Search code examples
stanford-nlptokenize

Patterns do not behave as expected


The actual patterns are not in English, so I created this simplified example to reproduce the problem: there are 3 levels of annotations (required for real application) and the 3rd level pattern does not work as expected. The phrase to be recognized is: a b c

What I expect:

  • 1st level: "a" is annotated as A, "b" is annotated as "B"
  • 2nd: if there are annotations A and B, annotate them all together as AB
  • 3rd: if at least one annotation AB is present and there is word "c", annotate them all together as C Patterns are shown below.
# 1.
{  pattern: (/a/), action: (Annotate($0, name, "A")) }
{  pattern: (/b/), action: (Annotate($0, name, "B")) }
# 2.
{  pattern: (([name:A]) ([name:B])), action: (Annotate($0, name, "AB")) }
# 3.
{  pattern: (([name:AB]+) /c/), action: (Annotate($0, name, "C")) }

#1 and #2 works and "a b" are annotated: matched token: NamedEntitiesToken{word='a' name='AB' beginPosition=0 endPosition=1} matched token: NamedEntitiesToken{word='b' name='AB' beginPosition=2 endPosition=3} But the #3 pattern doesn't work even though one can see that we have 2 "AB" annotated tokens and it is exactly what is expected by #3 pattern.
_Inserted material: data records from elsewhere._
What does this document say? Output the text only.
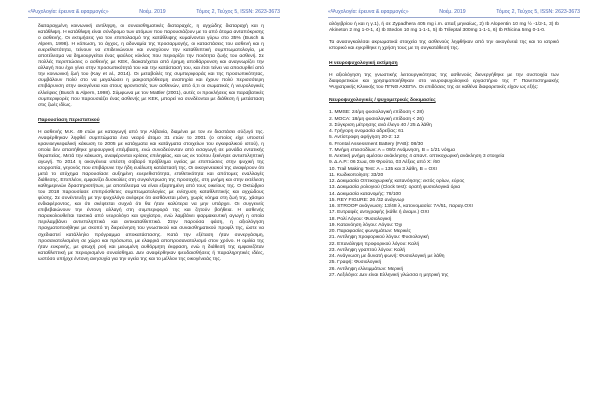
«Ψυχολογία: έρευνα & εφαρμογές»	Νοέμ. 2019	Τόμος 2, Τεύχος 5, ISSN: 2623-3673

διαταραγμένη κοινωνική αντίληψη, οι συναισθηματικές διαταραχές, η αγχώδης διαταραχή και η κατάθλιψη. Η κατάθλιψη είναι σύνδρομο των ατόμων που παρουσιάζουν με το από άτομα ανταπόκρισης ο ασθενής. Οι εκτιμήσεις για τον επιπολασμό της κατάθλιψης κυμαίνονται γύρω στο 35% (Busch & Alpern, 1998). Η κόπωση, το άγχος, η αδυναμία της προσαρμογής, οι καταστάσεις του ασθενή και η ευερεθιστότητα, τείνουν να επιδεινώνουν και ενισχύουν την καταθλιπτική συμπτωματολογία, με αποτέλεσμα να δημιουργείται ένας φαύλος κύκλος που περιορίζει την ποιότητα ζωής του ασθενή. Σε πολλές περιπτώσεις ο ασθενής με ΚΕΚ, διακατέχεται από έρημη αποθάρρυνση και αναγνωρίζει την αλλαγή που έχει γίνει στην προσωπικότητά του και την κατάστασή του, και έτσι τείνει να αποσυρθεί από την κοινωνική ζωή του (Kay et al., 2014). Οι μεταβολές της συμπεριφοράς και της προσωπικότητας, συμβάλουν πολύ στο να μεγαλώσει η μακροπρόθεσμη αναπηρία και έχουν πολύ περισσότερη επιβάρυνση στην οικογένεια και στους φροντιστές των ασθενών, από ό,τι οι σωματικές ή νευρολογικές ελλείψεις (Busch & Alpern, 1998). Σύμφωνα με τον Mattler (2001), αυτές οι προκλήσεις και παραβατικές συμπεριφορές που παρουσιάζει ένας ασθενής με ΚΕΚ, μπορεί να συνδέονται με διάθεση ή μετάσταση στις ζωές ιδίως.

Παρουσίαση περιστατικού

Η ασθενής Μ.Κ. 49 ετών με καταγωγή από την Αλβανία, διαμένει με τον εν διαστάσει σύζυγό της. Αναφέρθηκαν ληφθεί συμπτώματα ένα νεαρό άτομο 31 ετών το 2001 (ο οποίος είχε υποστεί κρανιοεγκεφαλική κάκωση το 2005 με κατάγματα και κατάγματα στοιχείων του εγκεφαλικού ιστού), η οποία δεν απαιτήθηκε χειρουργική επέμβαση, ενώ συνοδεύονταν από εισαγωγή σε μονάδα εντατικής θεραπείας. Μετά την κάκωση, αναφέρονται κρίσεις επιληψίας, και ως εκ τούτου ξεκίνησε αντιεπιληπτική αγωγή. Το 2014 η οικογένεια υπέστη σοβαρό πρόβλημα υγείας με επιπτώσεις στην ψυχική της ισορροπία, γεγονός που επιβάρυνε την ήδη ευάλωτη κατάστασή της. Οι οικογενειακοί της αναφέρουν ότι μετά το ατύχημα παρουσίασε αυξημένη ευερεθιστότητα, επιθετικότητα και απότομες εναλλαγές διάθεσης. Επιπλέον, εμφανίζει δυσκολίες στη συγκέντρωση της προσοχής, στη μνήμη και στην εκτέλεση καθημερινών δραστηριοτήτων, με αποτέλεσμα να είναι εξαρτημένη από τους οικείους της. Ο Οκτώβριο του 2018 παρουσίασε επιπρόσθετες συμπτωματολογίες με ενίσχυση καταθλιπτικής και αγχώδους φύσης. Σε συνέντευξη με την ψυχολόγο ανέφερε ότι αισθάνεται μόνη, χωρίς νόημα στη ζωή της, χάσιμο ενδιαφέροντος, και ότι σκέφτεται συχνά ότι θα ήταν καλύτερα να μην υπάρχει. Οι συγγενείς επιβεβαιώνουν την έντονη αλλαγή στη συμπεριφορά της και ζητούν βοήθεια. Η ασθενής παρακολουθείται τακτικά από νευρολόγο και ψυχίατρο, ενώ λαμβάνει φαρμακευτική αγωγή η οποία περιλαμβάνει αντιεπιληπτικά και αντικαταθλιπτικά. Στην παρούσα φάση, η αξιολόγηση πραγματοποιήθηκε με σκοπό τη διερεύνηση του γνωστικού και συναισθηματικού προφίλ της, ώστε να σχεδιαστεί κατάλληλο πρόγραμμα αποκατάστασης. Κατά την εξέταση ήταν συνεργάσιμη, προσανατολισμένη σε χώρο και πρόσωπα, με ελαφριά αποπροσανατολισμό στον χρόνο. Η ομιλία της ήταν ευκρινής, με φτωχή ροή και μειωμένη αυθόρμητη έκφραση, ενώ η διάθεσή της εμφανιζόταν καταθλιπτική με περιορισμένο συναίσθημα. Δεν αναφέρθηκαν ψευδαισθήσεις ή παραληρητικές ιδέες, ωστόσο υπήρχε έντονη ανησυχία για την υγεία της και το μέλλον της οικογένειάς της.

«Ψυχολογία: έρευνα & εφαρμογές»	Νοέμ. 2019	Τόμος 2, Τεύχος 5, ISSN: 2623-3673

αλόγιβρίου ή και η γ.1), ή σε Zypadhera 405 mg i.m. απαξ μηνιαίως, 2) Ib Alopentin 10 mg ½ -1/2-1, 3) Ib Akineton 2 mg 1-0-1, 4) Ib Stedon 10 mg 1-1-1, 5) Ib Trileptal 300mg 1-1-1, 6) Ib Rhicina 5mg 0-1-0.

Τα ανασυγκαλέσαι ακρωματικά στοιχεία της ασθενούς ληφθήκαν από την οικογένειά της και το ιατρικό ιστορικό και εγκρίθηκε η χρήση τους με τη συγκατάθεσή της.

Η νευροψυχολογική εκτίμηση

Η αξιολόγηση της γνωστικής λειτουργικότητας της ασθενούς διενεργήθηκε με την συστοιχία των διαφορετικών και χρησιμοποιήθηκαν στο νευροψυχολογικό εργαστήριο της Γ' Πανεπιστημιακής Ψυχιατρικής Κλινικής του ΠΓΝΘ ΑΧΕΠΑ. Οι επιδόσεις της σε καθένα διαφορετικές είχαν ως εξής:

Νευροψυχολογικές / ψυχομετρικές δοκιμασίες
1. MMSE: 24/μη φυσιολογική επίδοση < 28)
2. MOCA: 18/μη φυσιολογική επίδοση < 26)
3. Σύγκριση μέτρησης ανά έλεγο 40 / 25 Δ λάθη
4. Γρήγορη ονομασία αδρεξίας: 61
5. Αντίστροφη αφήγηση 20-2: 12
6. Frontal Assessment Battery (FAB): 08/30
7. Μνήμη επεισοδίων: Α = 09/2 Ανάμνηση, Β = 1/21 νόημα
8. Λεκτική μνήμη αμέσου ανάκλησης 4 απαντ. οπτικοχωρική ανάκληση 3 στοιχεία
9. Δ.Α.Ρ.: 06 Σωα, 09 Φρούτα, 03 Λέξεις από Χ: /60
10. Trail Making Test: Α = 135 και 3 λάθη, Β = ΟΧΙ
11. Κωδικοποίηση: 33/20
12. Δοκιμασία Οπτικοχωρικής κατανόησης: εκτός ορίων, εύρος
13. Δοκιμασία ρολογιού (Clock test): ορατή φυσιολογικά όρια
14. Δοκιμασία κατανομής: 78/100
15. REY FIGURE: 26 /32 ανάγνωρ
16. STROOP ανάγνωση: 13/48 λ, κατονομασία: 7A/51, παραγ.OXI
17. Ευτραφές αντιγραφής (κάθε ή άναμν.) ΟΧΙ
18. Ρολί Λόγου: Φυσιολογική
19. Κατανόηση λόγου: Λόγου: Όχι
20. Παραφασίες φωνημάτων: Μερικές
21. Αντίληψη προφορικού λόγου: Φυσιολογική
22. Επανάληψη προφορικού λόγου: Καλή
23. Αντίληψη γραπτού λόγου: Καλή
24. Ανάγνωση με δυνατή φωνή: Φυσιολογική με λάθη
25. Γραφή: Φυσιολογική
26. Αντίληψη ελλειμμάτων: Μερική
27. Λεξιλόγιο: Δεν είναι Ελληνική γλώσσα η μητρική της
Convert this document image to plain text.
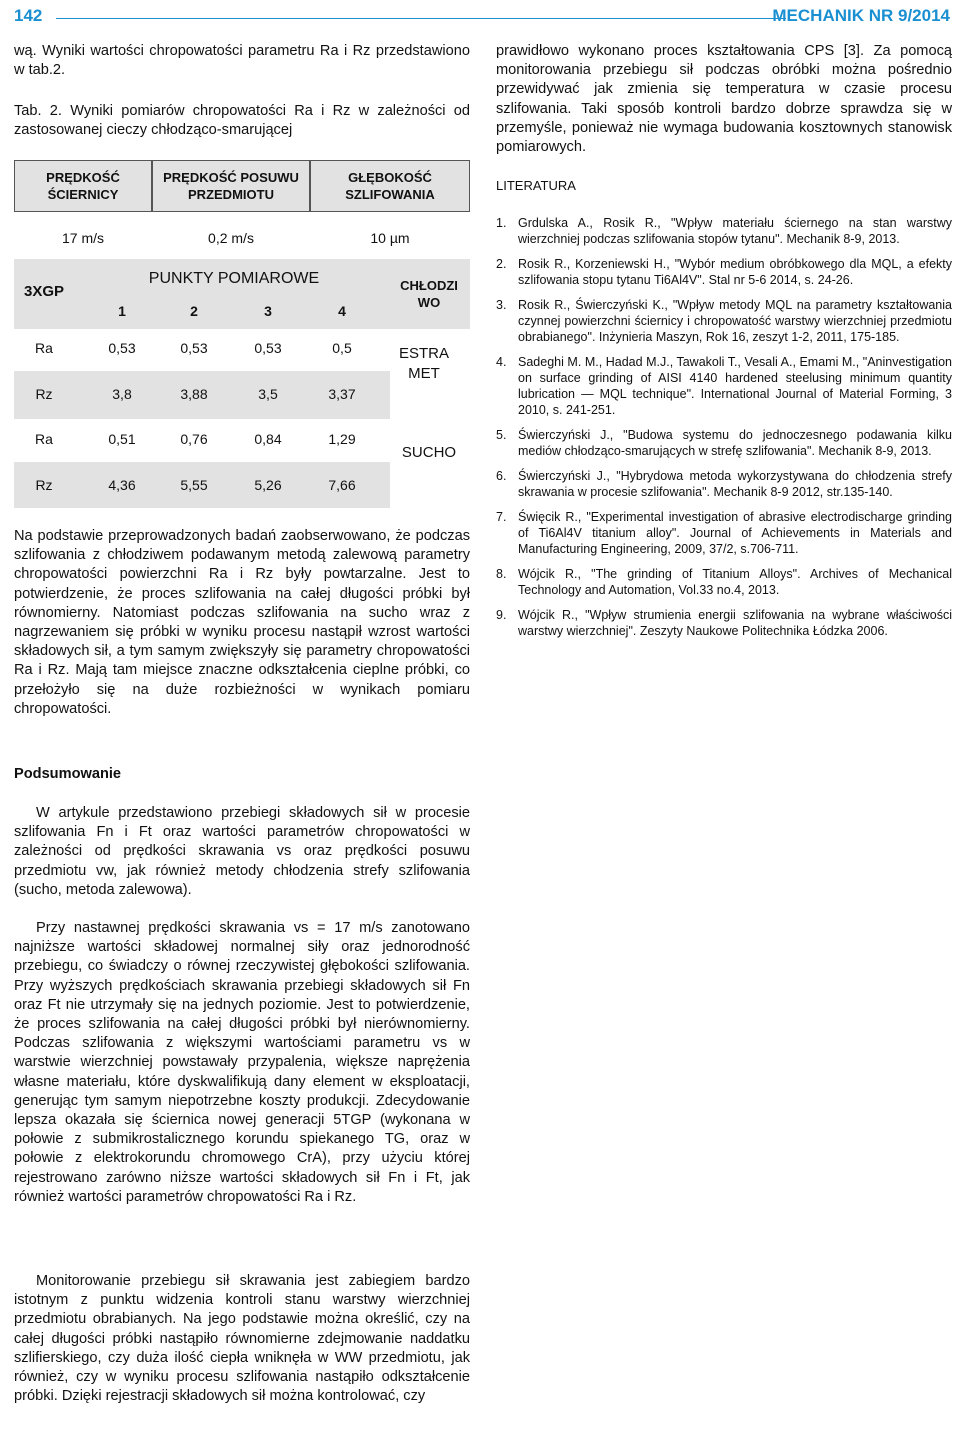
142	MECHANIK NR 9/2014

wą. Wyniki wartości chropowatości parametru Ra i Rz przedstawiono w tab.2.

Tab. 2. Wyniki pomiarów chropowatości Ra i Rz w zależności od zastosowanej cieczy chłodząco-smarującej

PRĘDKOŚĆ ŚCIERNICY
PRĘDKOŚĆ POSUWU PRZEDMIOTU
GŁĘBOKOŚĆ SZLIFOWANIA
17 m/s	0,2 m/s	10 µm
3XGP
PUNKTY POMIAROWE
1	2	3	4
CHŁODZIWO
Ra	0,53	0,53	0,53	0,5	ESTRAMET
Rz	3,8	3,88	3,5	3,37
Ra	0,51	0,76	0,84	1,29
SUCHO
Rz	4,36	5,55	5,26	7,66

Na podstawie przeprowadzonych badań zaobserwowano, że podczas szlifowania z chłodziwem podawanym metodą zalewową parametry chropowatości powierzchni Ra i Rz były powtarzalne. Jest to potwierdzenie, że proces szlifowania na całej długości próbki był równomierny. Natomiast podczas szlifowania na sucho wraz z nagrzewaniem się próbki w wyniku procesu nastąpił wzrost wartości składowych sił, a tym samym zwiększyły się parametry chropowatości Ra i Rz. Mają tam miejsce znaczne odkształcenia cieplne próbki, co przełożyło się na duże rozbieżności w wynikach pomiaru chropowatości.

Podsumowanie

W artykule przedstawiono przebiegi składowych sił w procesie szlifowania Fn i Ft oraz wartości parametrów chropowatości w zależności od prędkości skrawania vs oraz prędkości posuwu przedmiotu vw, jak również metody chłodzenia strefy szlifowania (sucho, metoda zalewowa).

Przy nastawnej prędkości skrawania vs = 17 m/s zanotowano najniższe wartości składowej normalnej siły oraz jednorodność przebiegu, co świadczy o równej rzeczywistej głębokości szlifowania. Przy wyższych prędkościach skrawania przebiegi składowych sił Fn oraz Ft nie utrzymały się na jednych poziomie. Jest to potwierdzenie, że proces szlifowania na całej długości próbki był nierównomierny. Podczas szlifowania z większymi wartościami parametru vs w warstwie wierzchniej powstawały przypalenia, większe naprężenia własne materiału, które dyskwalifikują dany element w eksploatacji, generując tym samym niepotrzebne koszty produkcji. Zdecydowanie lepsza okazała się ściernica nowej generacji 5TGP (wykonana w połowie z submikrostalicznego korundu spiekanego TG, oraz w połowie z elektrokorundu chromowego CrA), przy użyciu której rejestrowano zarówno niższe wartości składowych sił Fn i Ft, jak również wartości parametrów chropowatości Ra i Rz.

Monitorowanie przebiegu sił skrawania jest zabiegiem bardzo istotnym z punktu widzenia kontroli stanu warstwy wierzchniej przedmiotu obrabianych. Na jego podstawie można określić, czy na całej długości próbki nastąpiło równomierne zdejmowanie naddatku szlifierskiego, czy duża ilość ciepła wniknęła w WW przedmiotu, jak również, czy w wyniku procesu szlifowania nastąpiło odkształcenie próbki. Dzięki rejestracji składowych sił można kontrolować, czy

prawidłowo wykonano proces kształtowania CPS [3]. Za pomocą monitorowania przebiegu sił podczas obróbki można pośrednio przewidywać jak zmienia się temperatura w czasie procesu szlifowania. Taki sposób kontroli bardzo dobrze sprawdza się w przemyśle, ponieważ nie wymaga budowania kosztownych stanowisk pomiarowych.

LITERATURA
1. Grdulska A., Rosik R., "Wpływ materiału ściernego na stan warstwy wierzchniej podczas szlifowania stopów tytanu". Mechanik 8-9, 2013.
2. Rosik R., Korzeniewski H., "Wybór medium obróbkowego dla MQL, a efekty szlifowania stopu tytanu Ti6Al4V". Stal nr 5-6 2014, s. 24-26.
3. Rosik R., Świerczyński K., "Wpływ metody MQL na parametry kształtowania czynnej powierzchni ściernicy i chropowatość warstwy wierzchniej przedmiotu obrabianego". Inżynieria Maszyn, Rok 16, zeszyt 1-2, 2011, 175-185.
4. Sadeghi M. M., Hadad M.J., Tawakoli T., Vesali A., Emami M., "Aninvestigation on surface grinding of AISI 4140 hardened steelusing minimum quantity lubrication — MQL technique". International Journal of Material Forming, 3 2010, s. 241-251.
5. Świerczyński J., "Budowa systemu do jednoczesnego podawania kilku mediów chłodząco-smarujących w strefę szlifowania". Mechanik 8-9, 2013.
6. Świerczyński J., "Hybrydowa metoda wykorzystywana do chłodzenia strefy skrawania w procesie szlifowania". Mechanik 8-9 2012, str.135-140.
7. Święcik R., "Experimental investigation of abrasive electrodischarge grinding of Ti6Al4V titanium alloy". Journal of Achievements in Materials and Manufacturing Engineering, 2009, 37/2, s.706-711.
8. Wójcik R., "The grinding of Titanium Alloys". Archives of Mechanical Technology and Automation, Vol.33 no.4, 2013.
9. Wójcik R., "Wpływ strumienia energii szlifowania na wybrane właściwości warstwy wierzchniej". Zeszyty Naukowe Politechnika Łódzka 2006.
Even more if I change #1 to be

{  pattern: (/a/), action: (Annotate($0, name, "AB")) }
{  pattern: (/b/), action: (Annotate($0, name, "AB")) }

pattern #3 works correctly: matched token: NamedEntitiesToken{word='a' name='C' beginPosition=0 endPosition=1} matched token: NamedEntitiesToken{word='b' name='C' beginPosition=2 endPosition=3} matched token: NamedEntitiesToken{word='c' name='C' beginPosition=4 endPosition=5}

I can't find any difference between matched tokens when I use

# In this case #3 pattern works
{  pattern: (/a/), action: (Annotate($0, name, "AB")) }
{  pattern: (/b/), action: (Annotate($0, name, "AB")) }

or when I use

# In this case #3 pattern doesn't work
# 1.
{  pattern: (/a/), action: (Annotate($0, name, "A")) }
{  pattern: (/b/), action: (Annotate($0, name, "B")) }
# 2.
{  pattern: (([name:A]) ([name:B])), action: (Annotate($0, name, "AB")) }

In both cases I get the same annotation, but first scenario works and the second doesn't. What am I doing wrong?


Solution

  • This works for me:

    # these Java classes will be used by the rules
    ner = { type: "CLASS", value: "edu.stanford.nlp.ling.CoreAnnotations$NamedEntityTagAnnotation" }
    
    ENV.defaults["stage"] = 1
    
    { ruleType: "tokens", pattern: (/a/), action: Annotate($0, ner, "A") }
    { ruleType: "tokens", pattern: (/b/), action: Annotate($0, ner, "B") }
    
    ENV.defaults["stage"] = 2
    
    { ruleType: "tokens", pattern: ([{ner: "A"}] [{ner: "B"}]), action: Annotate($0, ner, "AB") }
    
    ENV.defaults["stage"] = 3
    
    { ruleType: "tokens", pattern: ([{ner: "AB"}]+ /c/), action: Annotate($0, ner, "ABC") }
    

    There is a write up about TokensRegex here:

    https://stanfordnlp.github.io/CoreNLP/tokensregex.html